Heinan Goba Vendredi, 04 Octobre 2013 16:00
L’opposition républicaine demande l’annulation pure et simple du scrutin du 28 septembre en raison des « fraudes massives qui l’ont caractérisé ». Elle se réserve le droit d’user de toutes les voies que lui reconnait la loi, y compris les manifestations de rue, pour protester au cas où sa demande ne serait pas acceptée.
« Nous ne laisserons pas le vote du peuple détourné pour des raisons purement égoïstes », a prévenu le vendredi 4 octobre 2013, au cours d’une conférence de presse, Lansana Kouyaté, leader du PEDN (Parti de l’espoir pour le développement national), apparemment écrasé par le parti au pouvoir dans la région de Kankan.
« Il faut une reprise du scrutin.
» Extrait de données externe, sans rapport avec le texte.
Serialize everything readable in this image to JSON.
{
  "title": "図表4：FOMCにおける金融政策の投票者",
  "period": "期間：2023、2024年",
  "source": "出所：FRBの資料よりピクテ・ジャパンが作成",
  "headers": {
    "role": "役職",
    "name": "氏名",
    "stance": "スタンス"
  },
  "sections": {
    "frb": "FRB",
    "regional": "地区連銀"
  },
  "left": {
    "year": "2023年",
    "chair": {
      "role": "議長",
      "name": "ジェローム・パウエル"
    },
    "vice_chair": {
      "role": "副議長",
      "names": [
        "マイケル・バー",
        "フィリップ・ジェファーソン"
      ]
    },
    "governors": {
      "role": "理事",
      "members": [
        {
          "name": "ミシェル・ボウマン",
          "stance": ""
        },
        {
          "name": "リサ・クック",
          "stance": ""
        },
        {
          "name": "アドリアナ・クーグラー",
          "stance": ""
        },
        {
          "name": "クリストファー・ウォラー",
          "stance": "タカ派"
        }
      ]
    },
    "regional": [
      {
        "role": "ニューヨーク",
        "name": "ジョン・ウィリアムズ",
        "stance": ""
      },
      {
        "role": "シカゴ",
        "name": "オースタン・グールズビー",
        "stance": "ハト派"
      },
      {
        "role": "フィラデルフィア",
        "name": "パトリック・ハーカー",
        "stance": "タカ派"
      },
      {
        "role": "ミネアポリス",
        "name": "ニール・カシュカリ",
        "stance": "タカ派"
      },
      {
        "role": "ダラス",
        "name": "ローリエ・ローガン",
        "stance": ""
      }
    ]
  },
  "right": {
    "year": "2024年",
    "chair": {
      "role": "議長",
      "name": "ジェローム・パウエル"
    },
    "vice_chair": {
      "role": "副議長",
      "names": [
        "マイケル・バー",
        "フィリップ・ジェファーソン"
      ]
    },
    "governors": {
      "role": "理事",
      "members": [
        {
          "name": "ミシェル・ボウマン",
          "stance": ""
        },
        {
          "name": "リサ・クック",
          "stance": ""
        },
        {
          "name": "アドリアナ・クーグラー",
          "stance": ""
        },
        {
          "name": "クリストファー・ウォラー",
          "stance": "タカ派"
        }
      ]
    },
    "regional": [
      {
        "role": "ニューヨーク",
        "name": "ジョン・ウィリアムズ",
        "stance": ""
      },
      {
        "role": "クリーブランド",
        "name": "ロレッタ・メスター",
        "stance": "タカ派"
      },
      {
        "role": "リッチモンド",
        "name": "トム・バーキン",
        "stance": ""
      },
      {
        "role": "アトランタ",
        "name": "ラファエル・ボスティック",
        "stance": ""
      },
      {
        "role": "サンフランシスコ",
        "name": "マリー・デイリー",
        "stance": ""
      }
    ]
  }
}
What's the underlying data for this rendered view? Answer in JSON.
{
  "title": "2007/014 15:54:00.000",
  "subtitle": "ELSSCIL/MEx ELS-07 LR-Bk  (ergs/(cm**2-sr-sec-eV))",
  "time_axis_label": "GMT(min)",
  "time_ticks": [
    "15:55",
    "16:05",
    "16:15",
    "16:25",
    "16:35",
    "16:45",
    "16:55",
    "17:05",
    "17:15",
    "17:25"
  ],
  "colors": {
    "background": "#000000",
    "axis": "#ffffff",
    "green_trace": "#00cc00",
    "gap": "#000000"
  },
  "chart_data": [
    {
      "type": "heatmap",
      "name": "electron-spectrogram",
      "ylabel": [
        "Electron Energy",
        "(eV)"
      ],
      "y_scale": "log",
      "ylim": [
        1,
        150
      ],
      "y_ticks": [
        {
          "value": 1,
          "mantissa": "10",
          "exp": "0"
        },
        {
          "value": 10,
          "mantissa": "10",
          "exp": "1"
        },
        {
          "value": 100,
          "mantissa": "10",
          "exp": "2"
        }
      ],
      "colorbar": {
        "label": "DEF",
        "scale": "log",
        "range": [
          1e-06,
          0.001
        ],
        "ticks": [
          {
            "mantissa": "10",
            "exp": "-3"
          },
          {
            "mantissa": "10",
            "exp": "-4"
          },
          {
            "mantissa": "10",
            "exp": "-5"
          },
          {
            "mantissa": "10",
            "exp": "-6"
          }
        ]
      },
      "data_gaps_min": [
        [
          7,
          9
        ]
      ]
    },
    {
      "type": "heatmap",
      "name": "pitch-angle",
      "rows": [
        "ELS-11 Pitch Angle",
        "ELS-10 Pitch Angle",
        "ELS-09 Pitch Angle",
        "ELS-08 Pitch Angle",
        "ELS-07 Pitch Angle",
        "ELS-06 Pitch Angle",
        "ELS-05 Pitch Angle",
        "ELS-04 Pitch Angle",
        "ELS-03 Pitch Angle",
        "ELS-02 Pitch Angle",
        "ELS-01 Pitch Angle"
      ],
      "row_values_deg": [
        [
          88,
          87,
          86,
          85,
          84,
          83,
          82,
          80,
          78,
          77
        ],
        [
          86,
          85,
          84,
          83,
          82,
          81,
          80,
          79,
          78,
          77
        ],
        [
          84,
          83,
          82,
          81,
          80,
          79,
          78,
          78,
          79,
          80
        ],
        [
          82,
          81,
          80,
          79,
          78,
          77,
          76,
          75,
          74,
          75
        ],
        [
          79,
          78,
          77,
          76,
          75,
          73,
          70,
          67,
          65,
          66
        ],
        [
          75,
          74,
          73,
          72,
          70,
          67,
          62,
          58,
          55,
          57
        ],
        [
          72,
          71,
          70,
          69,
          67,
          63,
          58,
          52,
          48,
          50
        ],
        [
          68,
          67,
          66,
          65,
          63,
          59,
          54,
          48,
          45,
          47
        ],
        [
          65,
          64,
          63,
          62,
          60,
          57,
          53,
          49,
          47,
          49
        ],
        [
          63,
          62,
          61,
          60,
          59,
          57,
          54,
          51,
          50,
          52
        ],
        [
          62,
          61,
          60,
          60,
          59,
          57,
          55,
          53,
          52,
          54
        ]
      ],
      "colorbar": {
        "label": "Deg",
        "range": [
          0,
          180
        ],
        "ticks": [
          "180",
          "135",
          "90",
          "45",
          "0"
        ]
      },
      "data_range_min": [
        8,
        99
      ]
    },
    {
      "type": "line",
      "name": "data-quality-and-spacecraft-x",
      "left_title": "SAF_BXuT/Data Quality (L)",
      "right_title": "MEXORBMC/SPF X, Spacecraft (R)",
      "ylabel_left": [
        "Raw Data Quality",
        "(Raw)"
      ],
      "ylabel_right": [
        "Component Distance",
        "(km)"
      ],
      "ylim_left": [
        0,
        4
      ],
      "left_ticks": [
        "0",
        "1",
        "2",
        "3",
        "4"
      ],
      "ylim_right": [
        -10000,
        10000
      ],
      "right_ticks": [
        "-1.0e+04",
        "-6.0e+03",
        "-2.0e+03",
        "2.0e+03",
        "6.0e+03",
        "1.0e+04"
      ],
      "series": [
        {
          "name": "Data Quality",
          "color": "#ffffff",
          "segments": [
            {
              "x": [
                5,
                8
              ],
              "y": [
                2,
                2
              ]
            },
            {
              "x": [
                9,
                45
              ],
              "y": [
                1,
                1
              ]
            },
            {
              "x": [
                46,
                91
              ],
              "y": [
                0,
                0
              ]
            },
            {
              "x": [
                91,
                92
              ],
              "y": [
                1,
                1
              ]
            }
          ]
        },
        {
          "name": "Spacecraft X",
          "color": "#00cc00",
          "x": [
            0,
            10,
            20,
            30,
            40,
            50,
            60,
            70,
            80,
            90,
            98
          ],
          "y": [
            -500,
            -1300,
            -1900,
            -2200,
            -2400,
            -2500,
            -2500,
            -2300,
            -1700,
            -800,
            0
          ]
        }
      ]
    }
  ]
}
Il y a eu énormément d’irrégularités et nos institutions ont été bafouées » a affirmé Jean Marie Doré de l’UPG (Union pour le progrès de la Guinée). Bien qu’arrivé en tête dans la circonscription de Lola, Jean Marie Doré dit que les choses n’ont pas empiré parce qu’il menacé le ministre de la Communication de lynchage.
« On a gagné dans plusieurs endroits mais il y a énormément de fraudes. Il y a eu bourrage des urnes. Il y a eu aussi des falsifications de procès-verbaux », a dénoncé Cellou Dalein de l’UFDG tout en espérant que le pouvoir et la CENI pourront comprendre la gravité de ce qu’ils ont fait et accepter la demande d’annulation.
Pour le représentant du GPT, la fraude constatée au cours des législatives 2013 ont porté un préjudice à la jeune démocratie guinéenne. D’où l’importance de son annulation.